As documented in the Imperial Gazetteer, the Rameshwaram island (between Pamban canal and Guf of Mannr) and the Sagarasangamam between Bay of Bengal and Indian ocean are sacred pilgrimage places where people perform traditional prayers in memory of the ancestors, particularly on Ashadha Amavasya day when lakhs of people gather for the annual festival in memory of ancestors. [“The island of Rameswaram is in the shape of a bow and is called Rama’s bow. Each end is called kodi, tip of the bow…Dhanushkodi is an important place of pilgrimage for Hindus…There are a lingam and a vinayagar idols housed in a shed at the bathing ghat. The pilgrims take bath here and offer prayers and perform rituals for the removal of all sins. A bath at the Sethu on a New Moon day, Ardhodaya and Mahodaya is considered very sacred. Here pilgrims bathe and some immerse the ashes of their dead…Ramalingam of Rameswaram is one of the twelve Jyothi Lingams in India. Scholars fix the period of the Ramayana to third century BCE. So the Linga installed by Rama should be now more than 2,200 years old…The masonry structure around he inner shrine of the sanctum sanctorum of the temple was built by a Ceylon prince styled Parakramabhahu in A.D. 1173, the latter having had the stone hewn at Trincohmalle and numbered on the spot ready to be put together…Almost every Sethupathi has done something or other to the temple”Hunter, Sir William Wilson (1886).The Imperial Gazetteer of India. Trübner & co.. pp. 874-877 and 945-951.]

During the tsunamis, it was Adam’s Bridge and Sri Lanka that saved the southern coastline when Nagapattinam and other northern shores were ravaged. Any deep channel which connected the turbulent Bay of Bengal and the calm Gulf of Mannar which is a National Marine Bioreserve, a fragile ecological zone producing sacred conch-shells (turbinella pyrum), could spell doom for the southern Tamil Nadu coastline and cause irretrievable devastation of the thorium (monazite sand) accumulations in Manavalakuricchi, Chavara and Aluva.

Considering these factors and the questionable economics of any channel in Sethusamudram which is not likely to result in any benefit for navigation vessels between the Arabian Sea and Bay of Bengal, we ask that the Sethusamudram channel project should be abandoned.

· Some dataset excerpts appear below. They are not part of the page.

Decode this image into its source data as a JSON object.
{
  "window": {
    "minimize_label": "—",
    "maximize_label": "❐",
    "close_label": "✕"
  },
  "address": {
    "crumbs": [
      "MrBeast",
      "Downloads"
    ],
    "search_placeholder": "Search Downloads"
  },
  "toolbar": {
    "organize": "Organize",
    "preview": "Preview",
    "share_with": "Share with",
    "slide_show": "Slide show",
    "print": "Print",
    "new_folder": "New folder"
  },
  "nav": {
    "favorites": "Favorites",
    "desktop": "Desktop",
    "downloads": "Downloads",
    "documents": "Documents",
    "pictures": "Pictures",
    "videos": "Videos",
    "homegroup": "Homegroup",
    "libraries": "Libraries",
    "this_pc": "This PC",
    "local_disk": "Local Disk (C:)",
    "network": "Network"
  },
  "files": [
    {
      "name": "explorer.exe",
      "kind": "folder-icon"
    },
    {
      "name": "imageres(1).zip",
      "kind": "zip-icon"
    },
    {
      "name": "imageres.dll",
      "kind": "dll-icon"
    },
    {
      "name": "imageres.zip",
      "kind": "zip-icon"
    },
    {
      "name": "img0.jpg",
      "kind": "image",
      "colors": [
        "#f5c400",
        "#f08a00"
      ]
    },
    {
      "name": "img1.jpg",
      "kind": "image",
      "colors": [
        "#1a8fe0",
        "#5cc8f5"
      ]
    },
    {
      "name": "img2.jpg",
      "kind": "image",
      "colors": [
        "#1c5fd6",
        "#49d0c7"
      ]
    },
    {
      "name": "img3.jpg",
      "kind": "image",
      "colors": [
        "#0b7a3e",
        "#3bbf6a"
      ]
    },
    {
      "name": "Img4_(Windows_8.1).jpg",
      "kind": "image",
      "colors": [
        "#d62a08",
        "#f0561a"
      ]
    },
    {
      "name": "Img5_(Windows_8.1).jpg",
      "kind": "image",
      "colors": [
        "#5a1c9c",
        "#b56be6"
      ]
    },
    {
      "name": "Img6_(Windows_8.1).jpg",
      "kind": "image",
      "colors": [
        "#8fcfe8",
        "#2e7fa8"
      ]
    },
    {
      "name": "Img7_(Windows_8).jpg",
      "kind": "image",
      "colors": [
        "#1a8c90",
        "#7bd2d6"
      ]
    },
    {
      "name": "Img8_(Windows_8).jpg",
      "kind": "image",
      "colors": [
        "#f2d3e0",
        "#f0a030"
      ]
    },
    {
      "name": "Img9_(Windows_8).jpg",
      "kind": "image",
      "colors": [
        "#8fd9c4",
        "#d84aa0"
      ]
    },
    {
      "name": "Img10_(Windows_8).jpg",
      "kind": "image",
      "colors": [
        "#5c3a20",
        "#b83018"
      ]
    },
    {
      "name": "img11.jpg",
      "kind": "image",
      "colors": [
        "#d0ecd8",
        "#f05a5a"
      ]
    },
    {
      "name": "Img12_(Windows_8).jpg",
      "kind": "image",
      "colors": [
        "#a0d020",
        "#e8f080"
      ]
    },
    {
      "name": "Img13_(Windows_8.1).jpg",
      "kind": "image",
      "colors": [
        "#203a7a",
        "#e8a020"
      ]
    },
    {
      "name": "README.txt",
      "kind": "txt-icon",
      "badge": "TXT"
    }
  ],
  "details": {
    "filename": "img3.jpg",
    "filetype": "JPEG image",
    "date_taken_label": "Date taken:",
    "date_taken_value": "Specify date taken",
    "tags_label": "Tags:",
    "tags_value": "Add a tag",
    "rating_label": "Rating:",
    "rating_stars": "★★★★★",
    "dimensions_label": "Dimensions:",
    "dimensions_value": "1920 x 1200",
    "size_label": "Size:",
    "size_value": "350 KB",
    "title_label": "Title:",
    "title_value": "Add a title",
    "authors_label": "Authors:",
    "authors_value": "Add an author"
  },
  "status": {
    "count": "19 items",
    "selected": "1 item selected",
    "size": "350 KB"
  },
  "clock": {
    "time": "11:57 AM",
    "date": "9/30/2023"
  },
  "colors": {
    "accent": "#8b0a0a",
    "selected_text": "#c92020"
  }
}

We demand that Government should declare Rameshwaram island and the Sagarasangamam on Gulf of Mannar and Ramasetu as national monuments and sacred pilgrimage centres like Brahmasarovar in Kurukshetra and Majuli island on River Brahmaputra. Such a declaration will be consistent with the criteria laid down in Ancient Monuments and Archaeological Sites and Remains Act, 1958.

While expecting these actions on the part of Government of India in recognition of the existence of not only the faith of the people, we request, on national considerations, that the Union Government to consider other options to develop the lives of the coastal people by forming Marine cooperatives as Special Economic Zones (under the new Law of the Sea extending territorial waters to 200 nautical miles) with adequate berths for larger-sized sea-faring vessels and airconditioned storage facilities for aquatic harvests gathered by the fisherfolk and maritime traders. Other options include the development of Tuticorin and Vizhinjam container international ports with freight corridor links to Chennai and Kolkata and laying natural gas and oil pipelines from western coast to eastern coast of India.